Caleb was first to react. He walked across the kitchen, dragged me into a bear hug, kissed me on both cheeks. “Partner,” he said, stepping away, “you’re the greatest. Ain’t that right, Julie?”
“Yeah.” She was standing by the sink, holding a soapy dish. I remember the soap running along her fingers, onto her wrist, dripping to the floor. “Sid’s the greatest, all right.” She crossed the kitchen to place a wet hand against my cheek. “But it’s not like we didn’t already know it.”
I put my arm around her waist, drew her to me, held her for a long moment before pulling away. There was no sexual element to our hug. Julie was my sister, my family; I would protect her with my life, protect her as I’d never protected my parents, my wife, my son. There was something wrong with that, and I knew it. I knew it and I didn’t care.
A few minutes later, we acknowledged the fact that our new partnership wouldn’t be worth much if we didn’t get Priscilla acquitted by returning to work. I went into my bedroom-office in search of my Rolodex. I’d been hoping to leave the forensic evidence (assuming it was admitted) unchallenged. After all, we weren’t going to argue that somebody else pulled the trigger. But if Byron, in fact, had a .42 blood-alcohol and the prosecution was, in fact, going to contend that he was comatose when shot, we’d have to offer some evidence to the contrary.

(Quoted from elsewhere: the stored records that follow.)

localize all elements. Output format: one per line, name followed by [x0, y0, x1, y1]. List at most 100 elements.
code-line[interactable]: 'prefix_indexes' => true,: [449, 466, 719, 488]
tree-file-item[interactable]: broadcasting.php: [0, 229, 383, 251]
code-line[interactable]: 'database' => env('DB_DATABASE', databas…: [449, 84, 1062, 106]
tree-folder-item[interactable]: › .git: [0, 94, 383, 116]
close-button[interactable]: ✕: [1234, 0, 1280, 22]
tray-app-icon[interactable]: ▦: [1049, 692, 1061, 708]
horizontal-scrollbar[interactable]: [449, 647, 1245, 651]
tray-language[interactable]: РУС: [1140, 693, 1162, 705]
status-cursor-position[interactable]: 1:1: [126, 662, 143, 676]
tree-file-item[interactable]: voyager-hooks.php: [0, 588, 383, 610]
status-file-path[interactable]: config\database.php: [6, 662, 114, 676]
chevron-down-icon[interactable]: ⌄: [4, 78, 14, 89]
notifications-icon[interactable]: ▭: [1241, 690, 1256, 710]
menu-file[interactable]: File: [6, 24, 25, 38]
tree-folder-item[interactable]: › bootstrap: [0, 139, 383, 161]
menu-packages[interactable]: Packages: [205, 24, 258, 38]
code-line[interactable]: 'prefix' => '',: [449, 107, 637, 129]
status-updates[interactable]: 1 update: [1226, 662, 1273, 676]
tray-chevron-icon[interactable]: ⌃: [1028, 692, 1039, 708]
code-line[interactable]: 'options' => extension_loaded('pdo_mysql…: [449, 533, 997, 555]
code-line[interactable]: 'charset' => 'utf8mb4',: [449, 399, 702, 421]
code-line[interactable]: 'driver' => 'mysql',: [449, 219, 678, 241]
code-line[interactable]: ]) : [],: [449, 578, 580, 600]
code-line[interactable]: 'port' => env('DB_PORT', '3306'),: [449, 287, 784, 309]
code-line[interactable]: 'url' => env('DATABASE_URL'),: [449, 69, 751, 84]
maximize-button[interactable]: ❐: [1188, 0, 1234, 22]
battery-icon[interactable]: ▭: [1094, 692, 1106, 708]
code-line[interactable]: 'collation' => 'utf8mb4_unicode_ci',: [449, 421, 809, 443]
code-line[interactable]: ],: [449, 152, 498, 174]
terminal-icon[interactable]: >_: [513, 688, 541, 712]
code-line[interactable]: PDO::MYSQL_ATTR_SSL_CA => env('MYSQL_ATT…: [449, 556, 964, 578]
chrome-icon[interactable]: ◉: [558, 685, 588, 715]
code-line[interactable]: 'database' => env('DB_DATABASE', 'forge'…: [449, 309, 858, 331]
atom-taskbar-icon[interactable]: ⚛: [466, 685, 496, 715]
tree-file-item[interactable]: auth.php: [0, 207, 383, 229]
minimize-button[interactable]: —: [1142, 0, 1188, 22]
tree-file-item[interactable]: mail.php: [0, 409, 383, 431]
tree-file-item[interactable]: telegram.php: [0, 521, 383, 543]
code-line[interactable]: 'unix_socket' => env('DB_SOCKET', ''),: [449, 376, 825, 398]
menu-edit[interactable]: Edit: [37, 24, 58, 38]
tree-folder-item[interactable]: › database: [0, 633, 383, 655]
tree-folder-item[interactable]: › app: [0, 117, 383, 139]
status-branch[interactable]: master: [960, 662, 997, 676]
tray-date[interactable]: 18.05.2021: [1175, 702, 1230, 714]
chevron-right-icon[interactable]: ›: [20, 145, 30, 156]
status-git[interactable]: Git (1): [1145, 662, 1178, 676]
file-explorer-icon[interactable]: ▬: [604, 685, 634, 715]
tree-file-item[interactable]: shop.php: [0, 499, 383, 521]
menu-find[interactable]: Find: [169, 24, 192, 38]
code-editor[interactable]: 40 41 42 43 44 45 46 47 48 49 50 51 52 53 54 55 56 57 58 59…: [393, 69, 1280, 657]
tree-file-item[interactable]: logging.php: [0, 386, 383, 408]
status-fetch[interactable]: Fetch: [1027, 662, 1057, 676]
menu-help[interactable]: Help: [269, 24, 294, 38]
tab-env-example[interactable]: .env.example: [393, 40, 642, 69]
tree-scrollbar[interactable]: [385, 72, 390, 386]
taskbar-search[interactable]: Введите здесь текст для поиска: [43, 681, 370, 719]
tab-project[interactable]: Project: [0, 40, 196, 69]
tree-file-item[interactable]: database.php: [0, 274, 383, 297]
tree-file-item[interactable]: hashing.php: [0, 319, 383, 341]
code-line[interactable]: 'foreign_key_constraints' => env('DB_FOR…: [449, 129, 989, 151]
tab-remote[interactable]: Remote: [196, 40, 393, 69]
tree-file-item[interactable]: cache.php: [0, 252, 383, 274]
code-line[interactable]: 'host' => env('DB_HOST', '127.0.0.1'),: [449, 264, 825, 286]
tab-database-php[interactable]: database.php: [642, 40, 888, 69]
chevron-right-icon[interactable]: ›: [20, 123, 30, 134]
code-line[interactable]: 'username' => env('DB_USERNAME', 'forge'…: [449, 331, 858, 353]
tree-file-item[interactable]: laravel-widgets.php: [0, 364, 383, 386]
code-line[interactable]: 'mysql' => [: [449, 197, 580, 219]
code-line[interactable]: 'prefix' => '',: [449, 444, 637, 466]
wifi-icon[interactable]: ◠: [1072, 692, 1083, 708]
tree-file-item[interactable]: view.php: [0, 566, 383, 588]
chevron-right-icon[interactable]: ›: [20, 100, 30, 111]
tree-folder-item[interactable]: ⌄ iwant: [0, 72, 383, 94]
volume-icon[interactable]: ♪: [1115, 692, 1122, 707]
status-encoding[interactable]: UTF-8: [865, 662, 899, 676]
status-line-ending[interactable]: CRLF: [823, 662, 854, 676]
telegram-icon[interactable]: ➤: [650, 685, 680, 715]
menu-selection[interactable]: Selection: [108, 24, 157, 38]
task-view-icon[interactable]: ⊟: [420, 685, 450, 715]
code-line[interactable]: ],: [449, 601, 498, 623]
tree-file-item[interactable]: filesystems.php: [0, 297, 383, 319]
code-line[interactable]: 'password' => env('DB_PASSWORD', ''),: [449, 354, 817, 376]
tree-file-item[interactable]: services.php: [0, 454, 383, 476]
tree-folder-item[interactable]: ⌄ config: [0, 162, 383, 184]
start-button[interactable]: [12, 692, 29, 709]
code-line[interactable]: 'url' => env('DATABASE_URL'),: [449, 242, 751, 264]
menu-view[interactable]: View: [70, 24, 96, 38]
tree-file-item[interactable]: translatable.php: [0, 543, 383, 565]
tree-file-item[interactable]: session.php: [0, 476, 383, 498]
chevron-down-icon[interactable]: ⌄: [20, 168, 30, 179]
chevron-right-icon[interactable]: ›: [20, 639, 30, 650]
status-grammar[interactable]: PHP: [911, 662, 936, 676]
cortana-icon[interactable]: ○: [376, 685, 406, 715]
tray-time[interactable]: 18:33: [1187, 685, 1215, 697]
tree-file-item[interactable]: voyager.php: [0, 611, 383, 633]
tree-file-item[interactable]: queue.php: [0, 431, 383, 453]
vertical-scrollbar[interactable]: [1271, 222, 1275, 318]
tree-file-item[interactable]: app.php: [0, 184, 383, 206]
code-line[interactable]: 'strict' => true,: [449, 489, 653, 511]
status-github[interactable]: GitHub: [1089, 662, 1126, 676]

Evidence that could only come through an expert witness.
I thumbed through the Rolodex until I came to the number of Dr. Kim Park. Park, a naturalized citizen by way of Seoul, Korea, was a forensic pathologist with impeccable credentials and a love of the spotlight. He was small, almost elfin, with sharp, animated features that projected passionate belief in his own testimony. Jurors loved him.
In my prime, I’d used Park several times and what I remembered most about him, as I punched out his Chicago phone number, was that he liked four-star hotels as much as he liked testifying in a courtroom packed with reporters. I was calling him at the small office he maintained in his home and, given his workaholic reputation, wasn’t surprised when he picked up on the second ring.